Because when it comes to places in the world where you wait around in order to get somewhere, you actually can’t beat a good railway station and its surroundings.
They are far better than bus stops.
Areas where you wait to get on a boat are fairly uninspiring.
Yes, airports do have duty-free and there is the excitement of watching planes take off and land, but as visual structures they aren’t great. Plus, due to the nature of planes they are far from cities so you have the palaver of getting to and fro on a bus or an extortionately priced taxi. By which time you practically want to go home again, it’s all been so tiring.
But a station, a station is a wonderful thing.
And emerging from a station to see a city for the first time is an even wonderfuller thing. Or it can be if the city planners get it right.
That’s why I think it’s really important that proper thought goes into the area in front of Derby railway station on Midland Road, because I know from experience of using railways across the UK and Europe that one’s first impressions of a city after stepping out of a station really do stick.
Consider the city of York, for example, where I lived for a couple of years.
Now York, in all fairness, does boast the fairly major tourist benefit of a more-or-less totally intact centuries-old city wall.
Which confronts you with its steady majesty as you come out from its – also magnificent – railway station.
Emerge from the Gare Saint-Lazare in Paris and you’re right in the heart of that beautiful city. Literally picture-postcard Parisian buildings are all around you in all their glittering glory as soon as you take a single step.
Waverley Station in Edinburgh takes some beating too, and although some of us might really hate the sound of the bagpipes, there’s no doubt that hearing the strains of a piper as soon as you come out into the city really do put you in the Scottish mood. Someone with a marketing brain was on to something when they suggested that.
Let’s not even get started on just how jaw-droppingly amazing it is when you step out of Venice station to see the famous central canal and actual gondolas right there in front of you.
St Pancras station in London – well that’s another beaut. Once, as a family, we went all the way to London and didn’t even leave it! What can I say, the shops are really good. But if we had, the concourse area that’s directly in front of you with buses waiting to take you to wherever in the city you want to go really do make you feel in the centre of the UK’s capital.
Of course I’ve picked out some famous world cities there. Not everywhere has ancient city walls, immaculate Regency buildings, or a famous canal complete with gondolas.
Other train stations in less well-known places I’ve visited have also taken a lot of trouble over making themselves into a welcoming space, ushering you out into their city or town with care and love.
Birmingham Station, for example, is an strikingly redesigned silver space age wonder which ramps up the excitement when you visit. It introduces you to the city with a confident swagger that really feels special.
There are lots of stations in Scotland – where I’m from – where huge efforts have been made with judicious planting to try and make you feel welcome when you step off the platform, linking up to good buses or trams as you leave.
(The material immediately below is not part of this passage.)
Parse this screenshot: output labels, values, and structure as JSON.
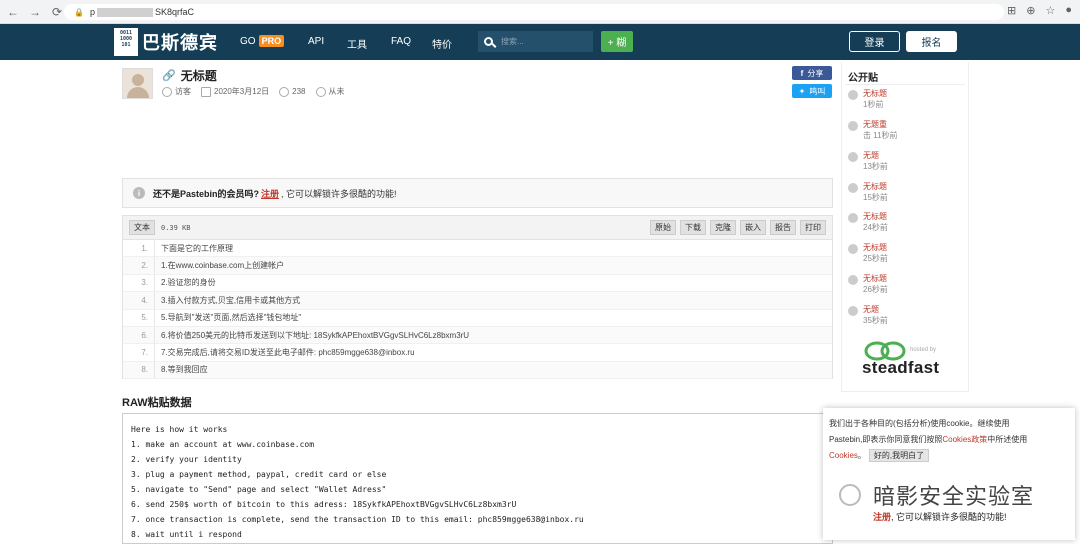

Because that’s what a station and its surrounding areas should be.
They should be a welcome. They should be the equivalent of a smiling face as you enter a bustling business networking breakfast, feeling a bit shy if you don’t know anyone inside that well.
They should make you feel glad to have arrived.
With its new Market Hall, Vaillant Live and Market Place developments in the wings, Derby has so much going on right now.
Of course, Derby once had a fine Victorian station that has now been lost to the ravages of progress.
But it’s not just about the architecture, a station should be a proper gateway to a city.
From personal experience of someone who prefers to travel on the railways, I’d say making the current station a really welcoming area once more would be a great thing.
When you come out of Derby station on to Midland Road at the moment the city feels … a bit … how can I put it … apologetic. Not to put too fine a point on it, it’s probably fair to say that you feel very far from being in the heart of a city that’s proud of its heritage. It’s not really clear where you go to get into the centre, either.
As a city, we have a long and proud railway history.
It’s time our own station lived up to it.